Palin ahogó una exclamación. Una fuerte mano se cerró sobre la suya; unos dedos delgados se clavaron dolorosamente en su brazo.
Raistlin no dijo una palabra. No era necesario. Palin cerró la boca, decidido a no hacer ningún otro ruido. Agarró a Tas, que empezaba a escabullirse. Juntos, miraron hacia abajo.
Había un grupo de gente en un círculo. Bajo sus pies había un suelo de mármol. En el centro del suelo había un círculo de negra nada. Irradiando de aquel círculo había bandas de colores alternos: blanco, negro y rojo. Las personas —hombres y mujeres— se encontraban al borde del círculo, cada uno sobre su color. Estaban hablando, discutiendo.
Palin miró a Raistlin, perplejo.
El archimago señaló con un gesto de su cabeza encapuchada hacia la gente allá abajo, y luego se tocó un oído.

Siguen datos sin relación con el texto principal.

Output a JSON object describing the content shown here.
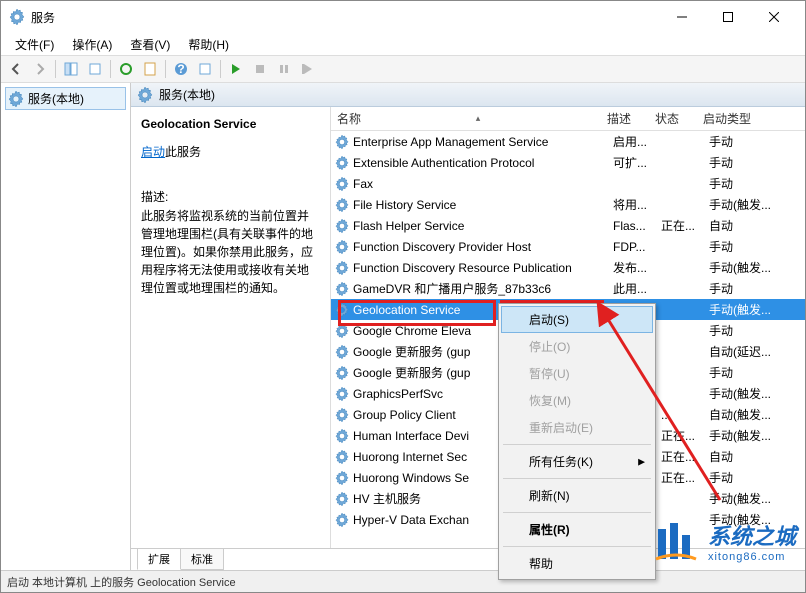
{
  "window": {
    "title": "服务"
  },
  "menus": {
    "file": "文件(F)",
    "action": "操作(A)",
    "view": "查看(V)",
    "help": "帮助(H)"
  },
  "nav": {
    "services_local": "服务(本地)"
  },
  "main_header": "服务(本地)",
  "detail": {
    "name": "Geolocation Service",
    "start": "启动",
    "start_suffix": "此服务",
    "desc_label": "描述:",
    "desc": "此服务将监视系统的当前位置并管理地理围栏(具有关联事件的地理位置)。如果你禁用此服务，应用程序将无法使用或接收有关地理位置或地理围栏的通知。"
  },
  "columns": {
    "name": "名称",
    "desc": "描述",
    "status": "状态",
    "startup": "启动类型"
  },
  "services": [
    {
      "name": "Enterprise App Management Service",
      "desc": "启用...",
      "status": "",
      "startup": "手动"
    },
    {
      "name": "Extensible Authentication Protocol",
      "desc": "可扩...",
      "status": "",
      "startup": "手动"
    },
    {
      "name": "Fax",
      "desc": "",
      "status": "",
      "startup": "手动"
    },
    {
      "name": "File History Service",
      "desc": "将用...",
      "status": "",
      "startup": "手动(触发..."
    },
    {
      "name": "Flash Helper Service",
      "desc": "Flas...",
      "status": "正在...",
      "startup": "自动"
    },
    {
      "name": "Function Discovery Provider Host",
      "desc": "FDP...",
      "status": "",
      "startup": "手动"
    },
    {
      "name": "Function Discovery Resource Publication",
      "desc": "发布...",
      "status": "",
      "startup": "手动(触发..."
    },
    {
      "name": "GameDVR 和广播用户服务_87b33c6",
      "desc": "此用...",
      "status": "",
      "startup": "手动"
    },
    {
      "name": "Geolocation Service",
      "desc": "",
      "status": "",
      "startup": "手动(触发...",
      "selected": true
    },
    {
      "name": "Google Chrome Eleva",
      "desc": "",
      "status": "",
      "startup": "手动"
    },
    {
      "name": "Google 更新服务 (gup",
      "desc": "",
      "status": "",
      "startup": "自动(延迟..."
    },
    {
      "name": "Google 更新服务 (gup",
      "desc": "",
      "status": "",
      "startup": "手动"
    },
    {
      "name": "GraphicsPerfSvc",
      "desc": "",
      "status": "",
      "startup": "手动(触发..."
    },
    {
      "name": "Group Policy Client",
      "desc": "",
      "status": "...",
      "startup": "自动(触发..."
    },
    {
      "name": "Human Interface Devi",
      "desc": "",
      "status": "正在...",
      "startup": "手动(触发..."
    },
    {
      "name": "Huorong Internet Sec",
      "desc": "",
      "status": "正在...",
      "startup": "自动"
    },
    {
      "name": "Huorong Windows Se",
      "desc": "",
      "status": "正在...",
      "startup": "手动"
    },
    {
      "name": "HV 主机服务",
      "desc": "",
      "status": "",
      "startup": "手动(触发..."
    },
    {
      "name": "Hyper-V Data Exchan",
      "desc": "",
      "status": "",
      "startup": "手动(触发..."
    }
  ],
  "context_menu": {
    "start": "启动(S)",
    "stop": "停止(O)",
    "pause": "暂停(U)",
    "resume": "恢复(M)",
    "restart": "重新启动(E)",
    "all_tasks": "所有任务(K)",
    "refresh": "刷新(N)",
    "properties": "属性(R)",
    "help": "帮助"
  },
  "tabs": {
    "extended": "扩展",
    "standard": "标准"
  },
  "statusbar": "启动 本地计算机 上的服务 Geolocation Service",
  "watermark": {
    "main": "系统之城",
    "sub": "xitong86.com"
  }
}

Palin escuchó con atención, y cuando comprendió la importancia de la conversación, la enormidad de lo que estaban diciendo, se quedó mudo por la impresión. No habría podido emitir ningún sonido aunque hubiese querido hacerlo. Escuchó y observó con profunda atención al tiempo que su alma se estremecía. Incluso Tas, por fin, había olvidado sus intentos de hablar, impresionado.

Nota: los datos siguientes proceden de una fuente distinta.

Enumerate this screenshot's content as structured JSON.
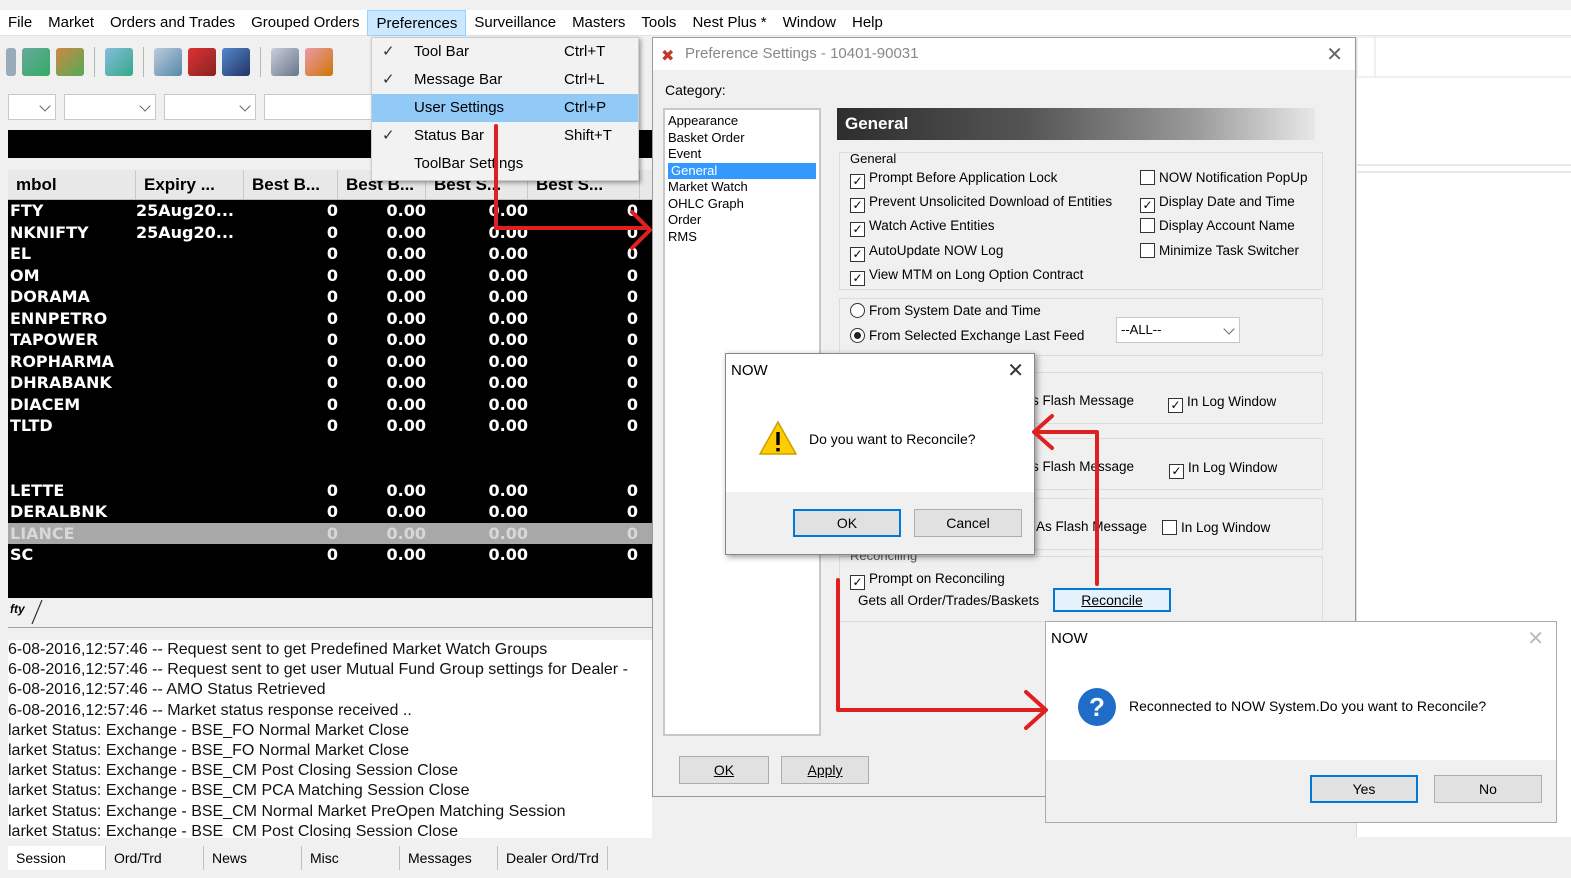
{
  "menubar": {
    "items": [
      "File",
      "Market",
      "Orders and Trades",
      "Grouped Orders",
      "Preferences",
      "Surveillance",
      "Masters",
      "Tools",
      "Nest Plus *",
      "Window",
      "Help"
    ]
  },
  "preferences_menu": {
    "items": [
      {
        "label": "Tool Bar",
        "shortcut": "Ctrl+T",
        "checked": "✓"
      },
      {
        "label": "Message Bar",
        "shortcut": "Ctrl+L",
        "checked": "✓"
      },
      {
        "label": "User Settings",
        "shortcut": "Ctrl+P",
        "checked": ""
      },
      {
        "label": "Status Bar",
        "shortcut": "Shift+T",
        "checked": "✓"
      },
      {
        "label": "ToolBar Settings",
        "shortcut": "",
        "checked": ""
      }
    ]
  },
  "market_watch": {
    "columns": [
      "mbol",
      "Expiry ...",
      "Best B...",
      "Best B...",
      "Best S...",
      "Best S..."
    ],
    "rows": [
      {
        "symbol": "FTY",
        "expiry": "25Aug20...",
        "bb_qty": "0",
        "bb_price": "0.00",
        "bs_price": "0.00",
        "bs_qty": "0"
      },
      {
        "symbol": "NKNIFTY",
        "expiry": "25Aug20...",
        "bb_qty": "0",
        "bb_price": "0.00",
        "bs_price": "0.00",
        "bs_qty": "0"
      },
      {
        "symbol": "EL",
        "expiry": "",
        "bb_qty": "0",
        "bb_price": "0.00",
        "bs_price": "0.00",
        "bs_qty": "0"
      },
      {
        "symbol": "OM",
        "expiry": "",
        "bb_qty": "0",
        "bb_price": "0.00",
        "bs_price": "0.00",
        "bs_qty": "0"
      },
      {
        "symbol": "DORAMA",
        "expiry": "",
        "bb_qty": "0",
        "bb_price": "0.00",
        "bs_price": "0.00",
        "bs_qty": "0"
      },
      {
        "symbol": "ENNPETRO",
        "expiry": "",
        "bb_qty": "0",
        "bb_price": "0.00",
        "bs_price": "0.00",
        "bs_qty": "0"
      },
      {
        "symbol": "TAPOWER",
        "expiry": "",
        "bb_qty": "0",
        "bb_price": "0.00",
        "bs_price": "0.00",
        "bs_qty": "0"
      },
      {
        "symbol": "ROPHARMA",
        "expiry": "",
        "bb_qty": "0",
        "bb_price": "0.00",
        "bs_price": "0.00",
        "bs_qty": "0"
      },
      {
        "symbol": "DHRABANK",
        "expiry": "",
        "bb_qty": "0",
        "bb_price": "0.00",
        "bs_price": "0.00",
        "bs_qty": "0"
      },
      {
        "symbol": "DIACEM",
        "expiry": "",
        "bb_qty": "0",
        "bb_price": "0.00",
        "bs_price": "0.00",
        "bs_qty": "0"
      },
      {
        "symbol": "TLTD",
        "expiry": "",
        "bb_qty": "0",
        "bb_price": "0.00",
        "bs_price": "0.00",
        "bs_qty": "0"
      },
      {
        "symbol": "",
        "expiry": "",
        "bb_qty": "",
        "bb_price": "",
        "bs_price": "",
        "bs_qty": ""
      },
      {
        "symbol": "",
        "expiry": "",
        "bb_qty": "",
        "bb_price": "",
        "bs_price": "",
        "bs_qty": ""
      },
      {
        "symbol": "LETTE",
        "expiry": "",
        "bb_qty": "0",
        "bb_price": "0.00",
        "bs_price": "0.00",
        "bs_qty": "0"
      },
      {
        "symbol": "DERALBNK",
        "expiry": "",
        "bb_qty": "0",
        "bb_price": "0.00",
        "bs_price": "0.00",
        "bs_qty": "0"
      },
      {
        "symbol": "LIANCE",
        "expiry": "",
        "bb_qty": "0",
        "bb_price": "0.00",
        "bs_price": "0.00",
        "bs_qty": "0",
        "selected": true
      },
      {
        "symbol": "SC",
        "expiry": "",
        "bb_qty": "0",
        "bb_price": "0.00",
        "bs_price": "0.00",
        "bs_qty": "0"
      }
    ],
    "tab_label": "fty"
  },
  "log": {
    "lines": [
      "6-08-2016,12:57:46  -- Request sent to get Predefined Market Watch Groups",
      "6-08-2016,12:57:46  -- Request sent to get user Mutual Fund Group settings for Dealer -",
      "6-08-2016,12:57:46  -- AMO Status Retrieved",
      "6-08-2016,12:57:46  -- Market status response received ..",
      "larket Status: Exchange - BSE_FO Normal Market Close",
      "larket Status: Exchange - BSE_FO Normal Market Close",
      "larket Status: Exchange - BSE_CM Post Closing Session Close",
      "larket Status: Exchange - BSE_CM PCA Matching Session Close",
      "larket Status: Exchange - BSE_CM Normal Market PreOpen Matching Session",
      "larket Status: Exchange - BSE_CM Post Closing Session Close"
    ]
  },
  "bottom_tabs": [
    "Session",
    "Ord/Trd",
    "News",
    "Misc",
    "Messages",
    "Dealer Ord/Trd"
  ],
  "pref_dialog": {
    "title": "Preference Settings - 10401-90031",
    "category_label": "Category:",
    "categories": [
      "Appearance",
      "Basket Order",
      "Event",
      "General",
      "Market Watch",
      "OHLC Graph",
      "Order",
      "RMS"
    ],
    "selected_category": "General",
    "section_header": "General",
    "general_group_title": "General",
    "left_checks": [
      {
        "label": "Prompt Before Application Lock",
        "mark": "✓"
      },
      {
        "label": "Prevent Unsolicited Download of Entities",
        "mark": "✓"
      },
      {
        "label": "Watch Active Entities",
        "mark": "✓"
      },
      {
        "label": "AutoUpdate NOW Log",
        "mark": "✓"
      },
      {
        "label": "View MTM on Long Option Contract",
        "mark": "✓"
      }
    ],
    "right_checks": [
      {
        "label": "NOW Notification PopUp",
        "mark": ""
      },
      {
        "label": "Display Date and Time",
        "mark": "✓"
      },
      {
        "label": "Display Account Name",
        "mark": ""
      },
      {
        "label": "Minimize Task Switcher",
        "mark": ""
      }
    ],
    "radio_system": "From System Date and Time",
    "radio_exchange": "From Selected Exchange Last Feed",
    "exchange_select": "--ALL--",
    "flash_rows": [
      {
        "flash": "s Flash Message",
        "log": "In Log Window",
        "log_mark": "✓"
      },
      {
        "flash": "s Flash Message",
        "log": "In Log Window",
        "log_mark": "✓"
      },
      {
        "flash": "As Flash Message",
        "log": "In Log Window",
        "log_mark": ""
      }
    ],
    "reconciling_group": "Reconciling",
    "prompt_reconciling": "Prompt on Reconciling",
    "gets_all": "Gets all Order/Trades/Baskets",
    "reconcile_button": "Reconcile",
    "ok_button": "OK",
    "apply_button": "Apply"
  },
  "now_dialog_1": {
    "title": "NOW",
    "message": "Do you want to Reconcile?",
    "ok": "OK",
    "cancel": "Cancel"
  },
  "now_dialog_2": {
    "title": "NOW",
    "message": "Reconnected to NOW System.Do you want to Reconcile?",
    "yes": "Yes",
    "no": "No"
  },
  "colors": {
    "selection_blue": "#3399ff",
    "menu_highlight": "#91c9f7",
    "arrow_red": "#e02020",
    "dialog_accent": "#0078d7"
  }
}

Las gentes a las que estaban espiando eran los dioses de Krynn.
—¡Todo esto es culpa de Hiddukel! —Chislev, una diosa vestida con ropajes verdes y con guirnaldas de flores y hojas adornando el cabello castaño, señalaba con un dedo acusador a un robusto dios que estaba sobre una banda negra—. Nos engañó a mí y al enano. ¿No es verdad, Reorx?

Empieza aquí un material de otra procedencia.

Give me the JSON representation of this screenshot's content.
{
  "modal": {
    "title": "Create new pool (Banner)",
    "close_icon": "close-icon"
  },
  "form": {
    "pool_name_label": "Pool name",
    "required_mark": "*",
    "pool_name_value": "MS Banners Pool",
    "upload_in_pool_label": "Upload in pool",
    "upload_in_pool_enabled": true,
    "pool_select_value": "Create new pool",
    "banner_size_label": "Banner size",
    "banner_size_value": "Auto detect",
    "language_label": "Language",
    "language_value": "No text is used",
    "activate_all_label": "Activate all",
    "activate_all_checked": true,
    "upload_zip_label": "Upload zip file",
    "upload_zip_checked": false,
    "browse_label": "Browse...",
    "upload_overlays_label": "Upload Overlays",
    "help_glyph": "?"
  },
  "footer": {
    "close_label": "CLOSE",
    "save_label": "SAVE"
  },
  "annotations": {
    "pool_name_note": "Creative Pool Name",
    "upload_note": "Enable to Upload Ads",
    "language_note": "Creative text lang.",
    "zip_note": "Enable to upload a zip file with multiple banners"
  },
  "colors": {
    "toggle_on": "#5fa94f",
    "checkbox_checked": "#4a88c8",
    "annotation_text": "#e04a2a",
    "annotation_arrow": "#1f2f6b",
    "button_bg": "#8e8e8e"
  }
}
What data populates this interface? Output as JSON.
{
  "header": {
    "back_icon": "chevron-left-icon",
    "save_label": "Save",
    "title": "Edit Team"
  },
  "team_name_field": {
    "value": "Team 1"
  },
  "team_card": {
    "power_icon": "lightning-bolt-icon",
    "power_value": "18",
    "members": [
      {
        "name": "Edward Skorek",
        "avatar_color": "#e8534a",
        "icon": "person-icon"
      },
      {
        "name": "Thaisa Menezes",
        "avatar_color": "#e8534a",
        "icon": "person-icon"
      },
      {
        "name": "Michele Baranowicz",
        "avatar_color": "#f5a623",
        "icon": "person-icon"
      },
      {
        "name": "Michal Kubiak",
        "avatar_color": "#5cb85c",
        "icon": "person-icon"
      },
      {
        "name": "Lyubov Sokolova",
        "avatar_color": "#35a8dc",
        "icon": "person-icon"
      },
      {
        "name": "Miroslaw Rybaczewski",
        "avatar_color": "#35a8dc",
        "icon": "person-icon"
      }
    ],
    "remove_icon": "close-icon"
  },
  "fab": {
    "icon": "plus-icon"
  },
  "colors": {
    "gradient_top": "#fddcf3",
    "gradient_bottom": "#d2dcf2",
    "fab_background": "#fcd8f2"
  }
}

El enano, cuyas lujosas ropas no eran precisamente las más adecuadas que podía llevar, sostenía en las manos el sombrero adornado con plumas. Se mostraba sumiso, pero la cólera ardía en sus ojos.
—Lo que dice Chislev es cierto. Yo fui quien forjó la condenada gema... a petición de ella, he de añadir. Aun así, fue Hiddukel quien maquinó todo el asunto.
El dios —un dios corpulento y grueso, de maneras untuosas— sonrió con actitud distante, fingiendo indiferencia. Su mirada, a través de las rendijas de los párpados, se dirigió de soslayo hacia una mujer hermosa, de rostro y ojos fríos, que vestía una brillante armadura negra y que se encontraba a la cabeza del círculo.
—¿Y bien, Hiddukel? —La voz de Takhisis parecía encarnar la oscuridad—. ¿Qué tienes que decir en tu favor?
—Lo que hice era perfectamente legítimo, mi reina —contestó Hiddukel con actitud zalamera—. Todos conocemos la historia de la Gema Gris. No es preciso que la repita. Una pequeña e inocente intriga, cuya intención era la mera expansión de la gloria de su majestad.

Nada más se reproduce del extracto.